Is all sweet rice the same, no matter what country it is grown in?  Surprisingly not.  Here in Monticello, we have Ja-roen Thai Restaurant (thankfully still open, and everyone wishes the sushi would be brought back…but I digress).  In Moab, there are several Thai restaurants that are of high quality as well.  One dessert that is typically on menus is Mango with Coconut Sticky Rice (Khao Niao Mamuang).  The rice used is whiter, less opaque and longer than that used in Japanese restaurants.  After the rice is prepared, it is combined with full-fat, sweetened coconut milk, and left to rest to soak up the milk.


 

 

So, it is no surprise that Roy and I are super fans of Asian cuisines, and he benefits from all my attempts at creating many of our favorite dishes.  Lately, I have been on a mochi kick.  Say what?  Mochi which is made from a Japanese grown short grain, opaque form of sweet rice.  The traditional method of making the mochi paste is to steam the rice, then pound it out inside a wooden bowl with a wooden mallet.  The paste is then formed into balls that can be eaten as is, or the paste is formed around sweet or savory fillings.  Nowadays, the flour can be purchased, water and sweetener added, and the paste simply stirred up in a bowl.  For those truly interested, you can learn, in six easy steps, to make your own homemade mochi, with your purchased flour, at: https://www.instructables.com/How-to-Make-Homemade-Mochi/


 

Purchasing premade mochi, online, is available, shipped in from Japan, and most vendors have reasonable prices.  The products may have a filling, or you can purchase just the simple mochi balls that resemble mini-marshmallows covered in powdered sugar.  But wait, if you happen to be in Monticelli, stop in at Blue Mountain Foods, go to the ice cream section and you can purchase “My Mochi”; mochi wrapped around frozen balls of rich and delicious ice cream (my favorite flavors are green tea and double chocolate).  Remember though, these little goodies are high in carbs, so one is a perfect serving.  Roy and I, though, had a fun time taste testing all the products we could find; in moderation of course (wink, wink).
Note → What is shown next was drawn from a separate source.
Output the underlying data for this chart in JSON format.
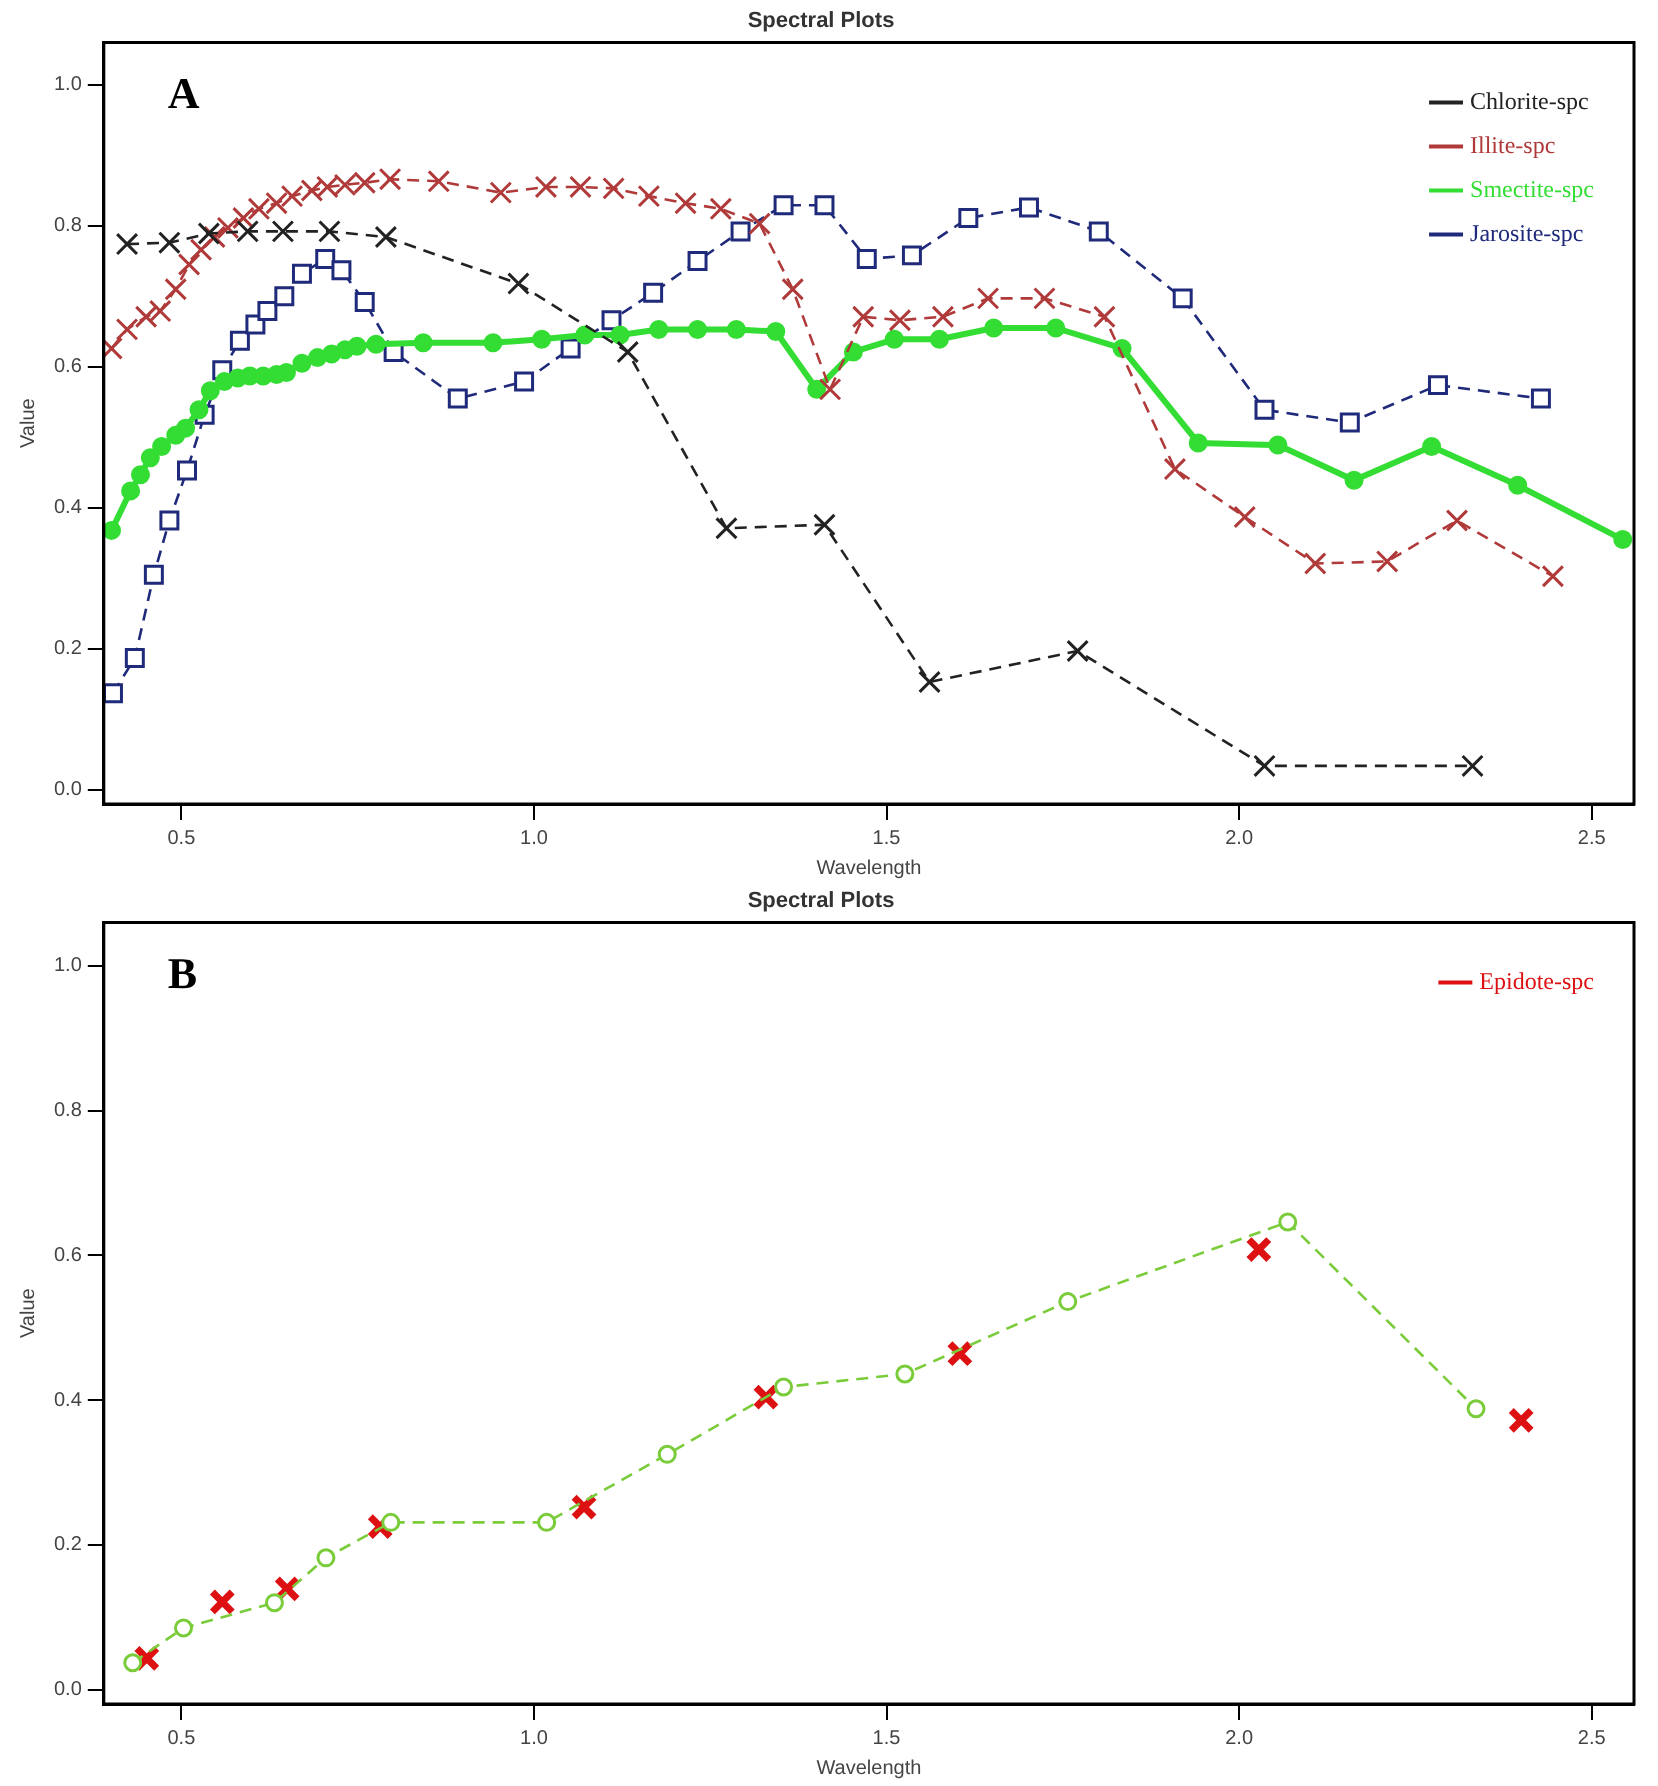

What does mochi taste like?  Similar to a marshmallow, but not as sweet, and the texture is similar, but gooier.  Oh dear, now another warning that sort of ruins some of the fun of eating mochi.  Do not put an entire mochi in the mouth and attempt to eat it whole.  Mochi must be eaten in small bites and thoroughly chewed before swallowing.  Due to its glutinous makeup and dense, thick, sticky texture, it can cause a choking hazard.  If not chewed, but simply swallowed, the sticky mochi gets stuck in the throat, and can lead to suffocation. 

Please do not be turned off by this warning, since common sense dictates that anything eaten must be in manageable bites anyway, but can still cause a choking hazard. 

Roy and I dream about traveling to the various Asian countries someday, but until then, we can enjoy the cuisines, either in a restaurant, or making it at home.  Try it, you just might surprise yourself, and truly like it!